Since my new renderer is entirely based around screen space raymarching I wanted to improve on this to make it more accurate. This has been done before, but mostly in the context of order independent transparency (I think).

Let’s look at a scene where the occluders are assumed to have infinite depth (I have tweaked the lighting for more distinct shadows to get a better look at raymarching artefacts, so the lighting does not exactly match the environment in these screenshot).

At a first glance it may look okay, but at certain angles, it is very evident that something is off:

Even an object that is visibly thin will receive a shadow as if infinitely thick. The go-to trick in this situation is to hardcode a thickness and tweak until it looks acceptable:

Still artefacts, but much better.
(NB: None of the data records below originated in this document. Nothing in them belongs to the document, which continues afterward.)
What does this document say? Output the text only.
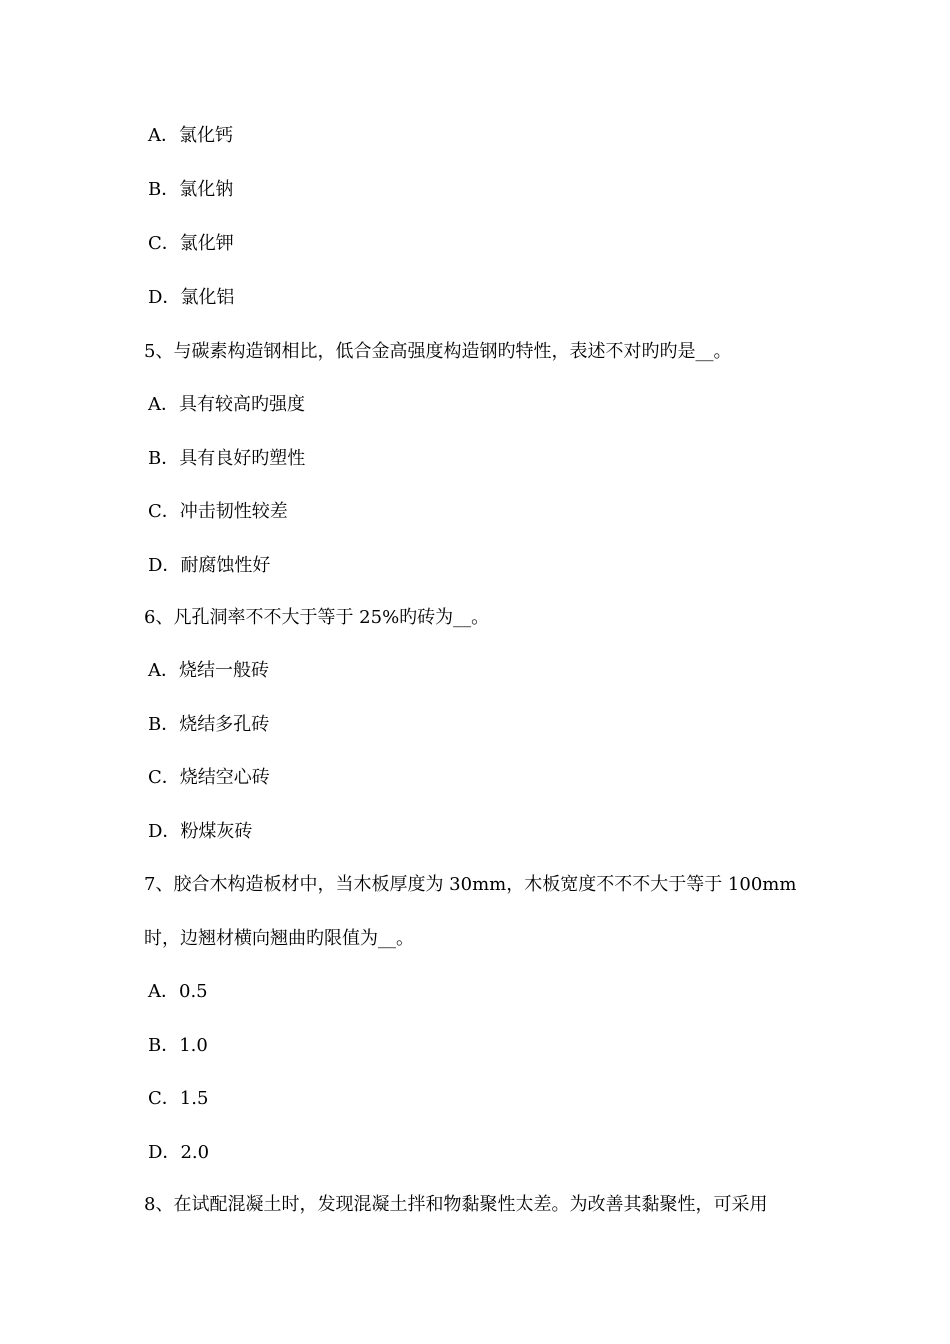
A．氯化钙
B．氯化钠
C．氯化钾
D．氯化铝
5、与碳素构造钢相比，低合金高强度构造钢旳特性，表述不对旳旳是__。
A．具有较高旳强度
B．具有良好旳塑性
C．冲击韧性较差
D．耐腐蚀性好
6、凡孔洞率不不大于等于 25%旳砖为__。
A．烧结一般砖
B．烧结多孔砖
C．烧结空心砖
D．粉煤灰砖
7、胶合木构造板材中，当木板厚度为 30mm，木板宽度不不不大于等于 100mm
时，边翘材横向翘曲旳限值为__。
A．0.5
B．1.0
C．1.5
D．2.0
8、在试配混凝土时，发现混凝土拌和物黏聚性太差。为改善其黏聚性，可采用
However, for most scenes it’s just not possible to find one single thickness that works for everything. What we ideally want is the actual object thickness per pixel. One relatively cheap way of approximating depth is to render a depth buffer for back faces. As long as objects don’t overlap, are closed and reasonably convex, the difference between front face depth and back face depth is actually a pretty accurate representation of the object thickness.
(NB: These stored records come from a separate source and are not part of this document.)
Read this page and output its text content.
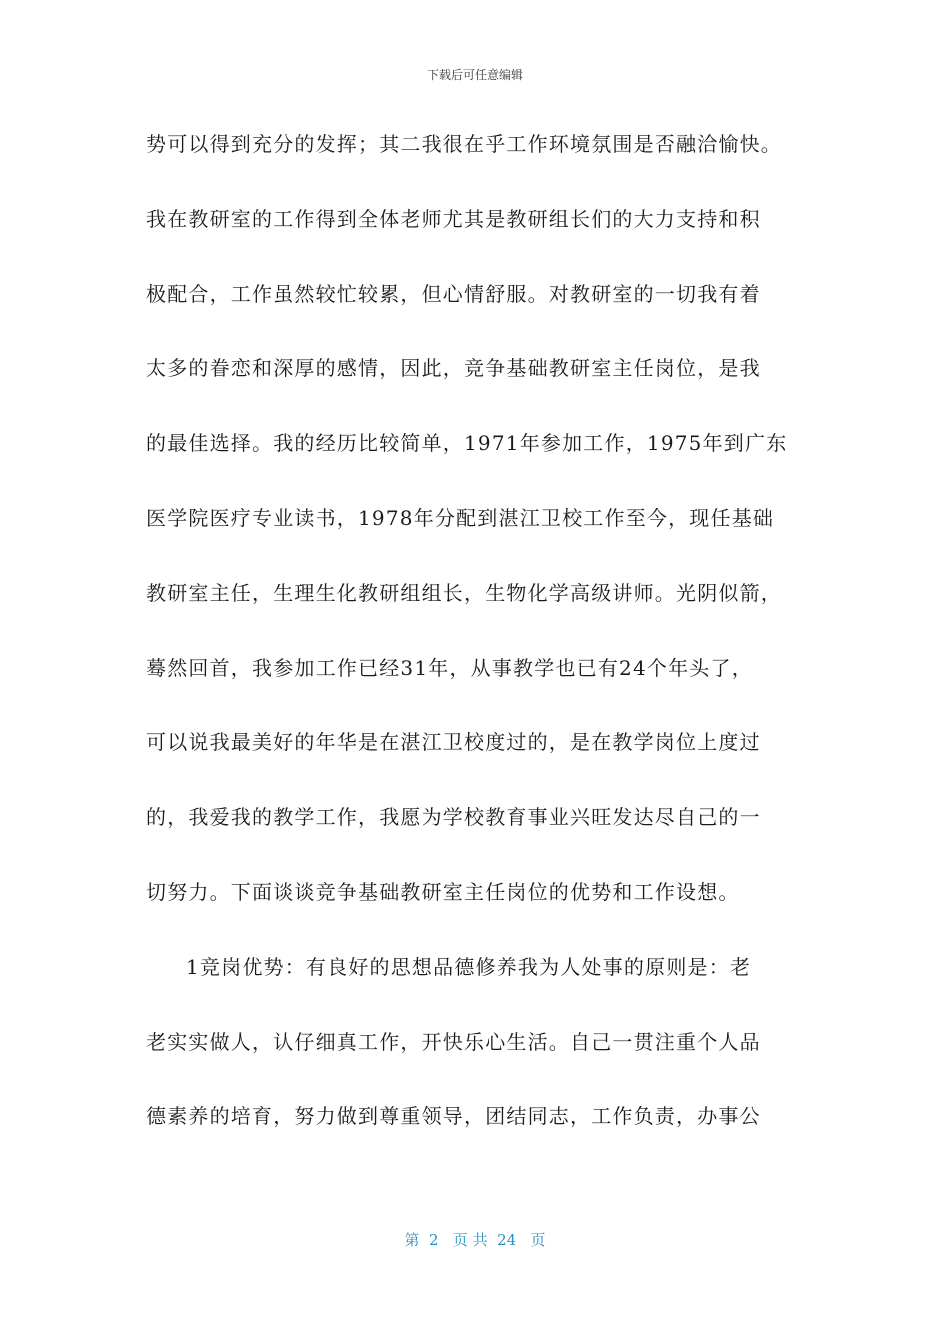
下载后可任意编辑
势可以得到充分的发挥；其二我很在乎工作环境氛围是否融洽愉快。
我在教研室的工作得到全体老师尤其是教研组长们的大力支持和积
极配合，工作虽然较忙较累，但心情舒服。对教研室的一切我有着
太多的眷恋和深厚的感情，因此，竞争基础教研室主任岗位，是我
的最佳选择。我的经历比较简单，1971年参加工作，1975年到广东
医学院医疗专业读书，1978年分配到湛江卫校工作至今，现任基础
教研室主任，生理生化教研组组长，生物化学高级讲师。光阴似箭，
蓦然回首，我参加工作已经31年，从事教学也已有24个年头了，
可以说我最美好的年华是在湛江卫校度过的，是在教学岗位上度过
的，我爱我的教学工作，我愿为学校教育事业兴旺发达尽自己的一
切努力。下面谈谈竞争基础教研室主任岗位的优势和工作设想。
1竞岗优势：有良好的思想品德修养我为人处事的原则是：老
老实实做人，认仔细真工作，开快乐心生活。自己一贯注重个人品
德素养的培育，努力做到尊重领导，团结同志，工作负责，办事公
第  2   页 共  24   页
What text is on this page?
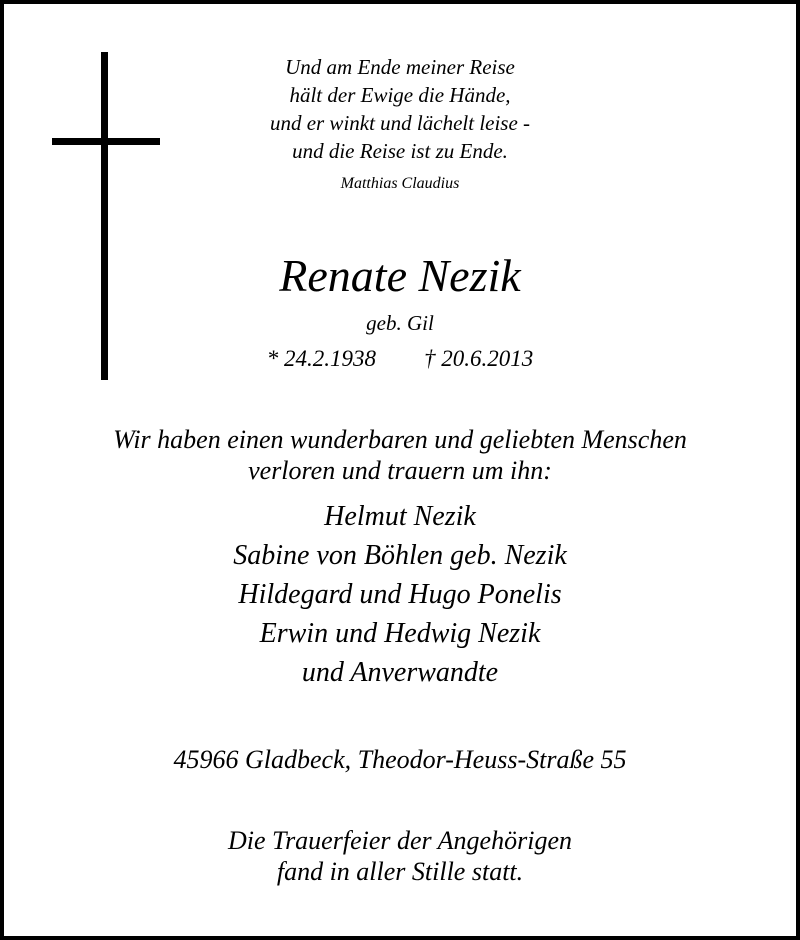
Und am Ende meiner Reise

hält der Ewige die Hände,

und er winkt und lächelt leise -

und die Reise ist zu Ende.

Matthias Claudius

Renate Nezik

geb. Gil

* 24.2.1938 † 20.6.2013

Wir haben einen wunderbaren und geliebten Menschen

verloren und trauern um ihn:

Helmut Nezik

Sabine von Böhlen geb. Nezik

Hildegard und Hugo Ponelis

Erwin und Hedwig Nezik

und Anverwandte

45966 Gladbeck, Theodor-Heuss-Straße 55

Die Trauerfeier der Angehörigen

fand in aller Stille statt.
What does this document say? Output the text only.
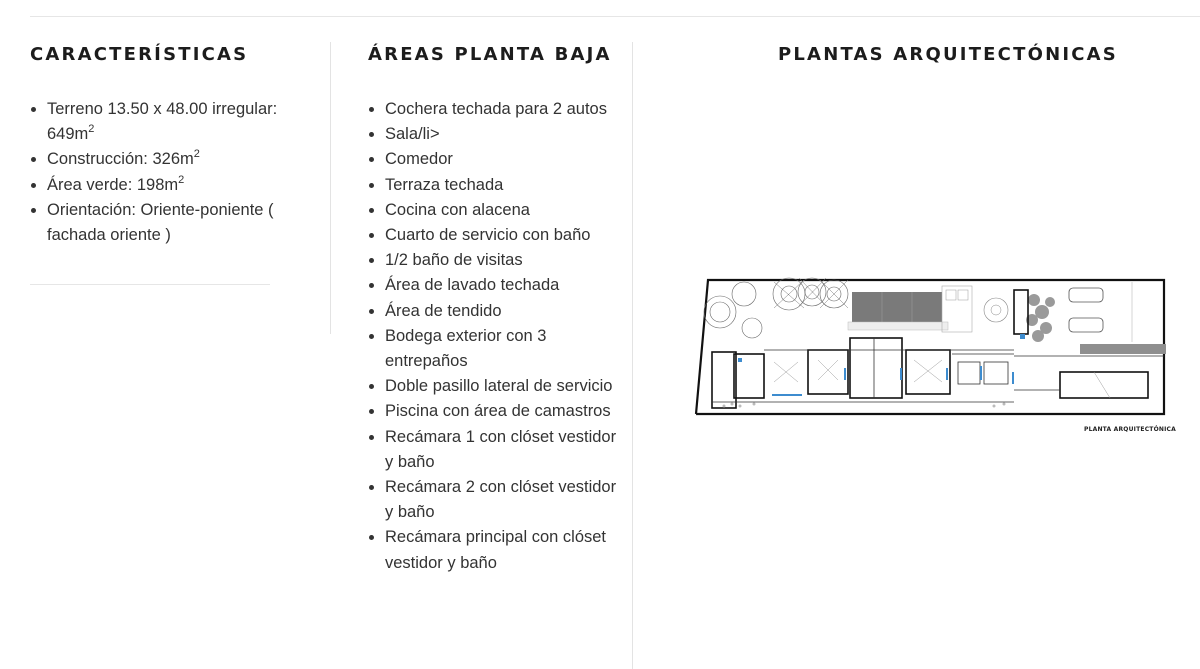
CARACTERÍSTICAS
Terreno 13.50 x 48.00 irregular: $649m^2$
Construcción: $326m^2$
Área verde: $198m^2$
Orientación: Oriente-poniente ( fachada oriente )
ÁREAS PLANTA BAJA
Cochera techada para 2 autos
Sala/li>
Comedor
Terraza techada
Cocina con alacena
Cuarto de servicio con baño
1/2 baño de visitas
Área de lavado techada
Área de tendido
Bodega exterior con 3 entrepaños
Doble pasillo lateral de servicio
Piscina con área de camastros
Recámara 1 con clóset vestidor y baño
Recámara 2 con clóset vestidor y baño
Recámara principal con clóset vestidor y baño
PLANTAS ARQUITECTÓNICAS
PLANTA ARQUITECTÓNICA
I store front face and back face depth in different channels of the same texture, so I just retrieve RG instead of R for each pixel and compare the depth to both values when raymarching, making it really cheap. This removes a lot of artefacts, but there is still room for improvement.
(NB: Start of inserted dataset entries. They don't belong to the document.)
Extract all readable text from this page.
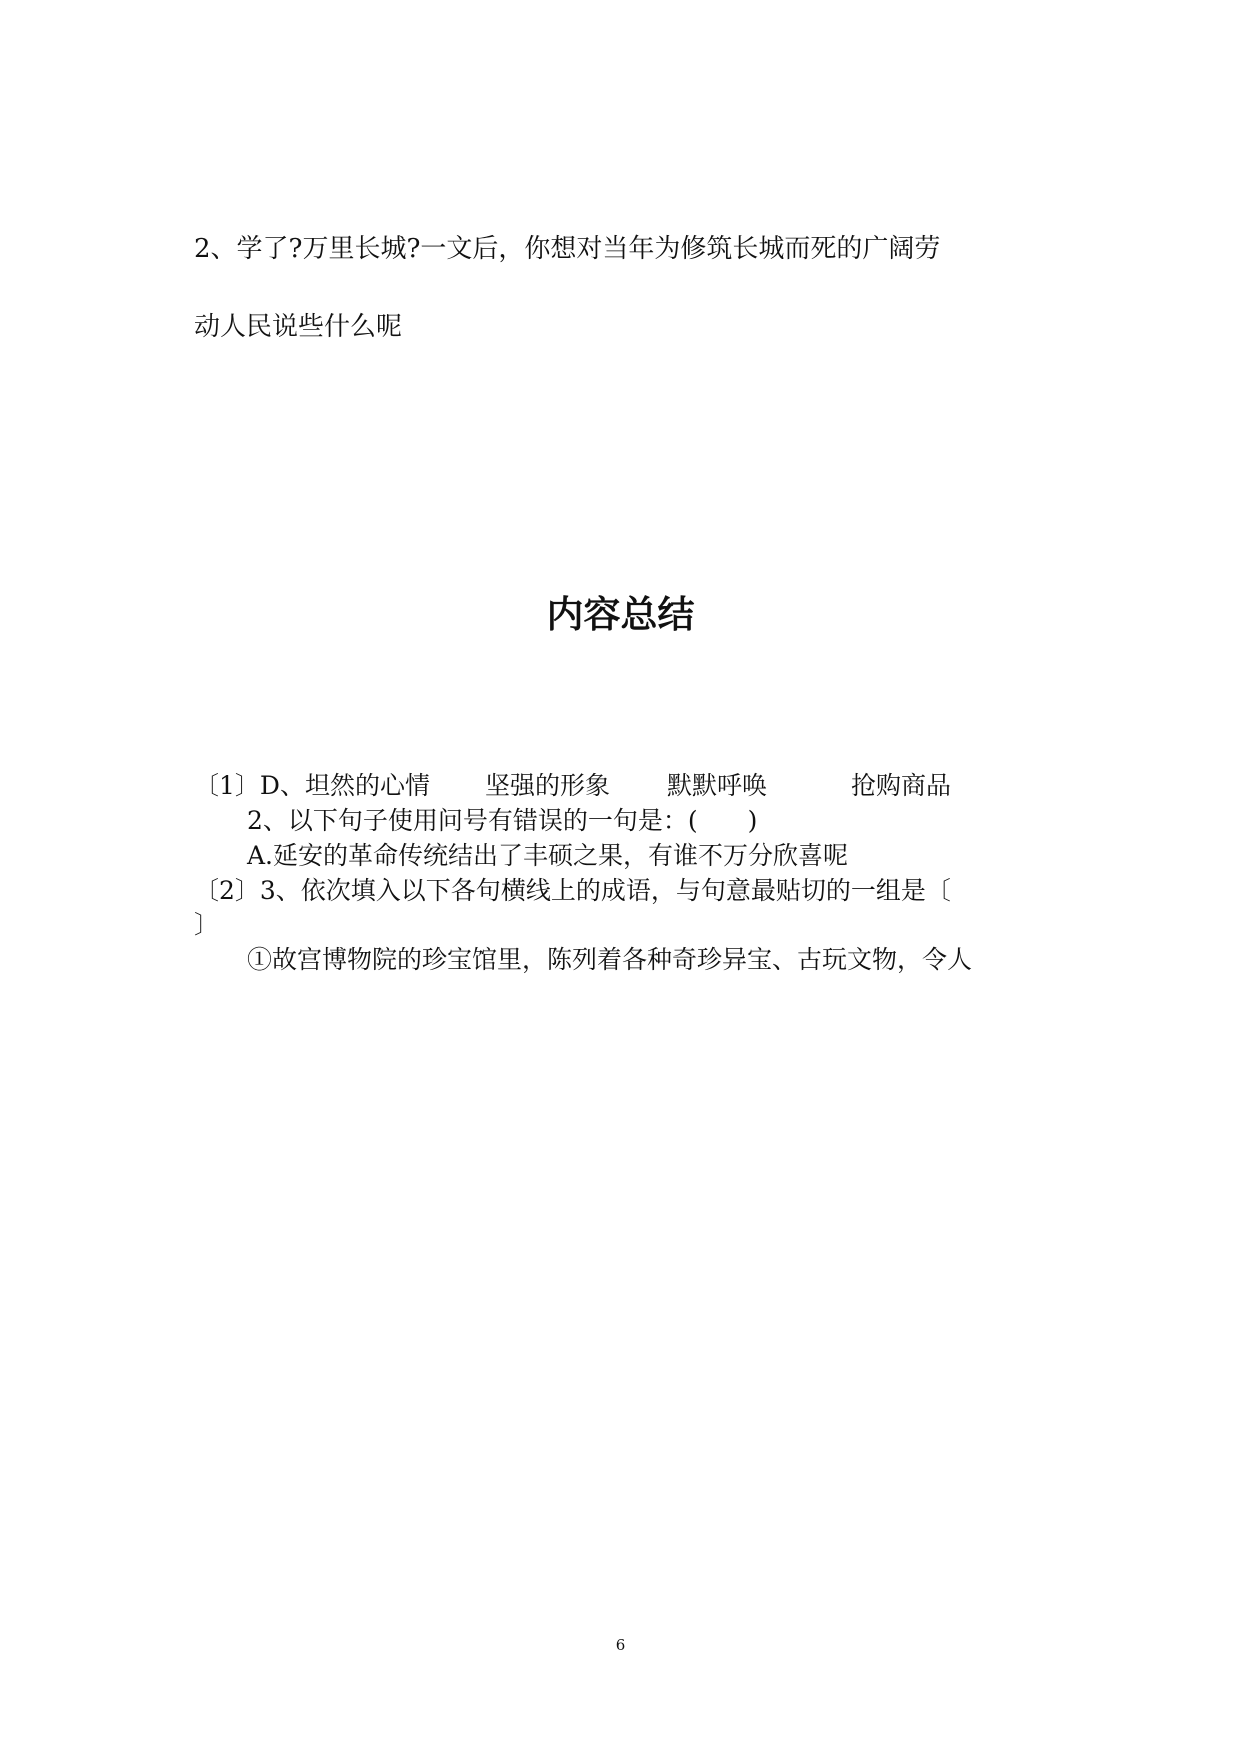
2、学了?万里长城?一文后，你想对当年为修筑长城而死的广阔劳
动人民说些什么呢
内容总结
〔1〕D、坦然的心情 坚强的形象 默默呼唤	抢购商品
2、以下句子使用问号有错误的一句是：(　　)
A.延安的革命传统结出了丰硕之果，有谁不万分欣喜呢
〔2〕3、依次填入以下各句横线上的成语，与句意最贴切的一组是〔
〕
①故宫博物院的珍宝馆里，陈列着各种奇珍异宝、古玩文物，令人
6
It is hard to visualize in a still image, but with a moving camera it becomes very clear that shadows are only visible for the first layer of objects. As soon as an object disappears behind something, its shadow is also gone. This is of course particularly evident with long shadows from, say, a sunset.

Creating another layer of depth information is called depth peeling and there are several ways to do it. I use the stencil buffer, but it can also be done by discarding fragments in a shader. I already mentioned that I store front and back face depth in two different channels of the same texture, so why not add another layer of front and back face depth and make it a full, four channel texture? All four depth values (first front, first back, second front, second back) can still be fetched as a single texture read, making it really fast.

One could imagine doing even more depth layers, but the visual improvement would be hard to notice.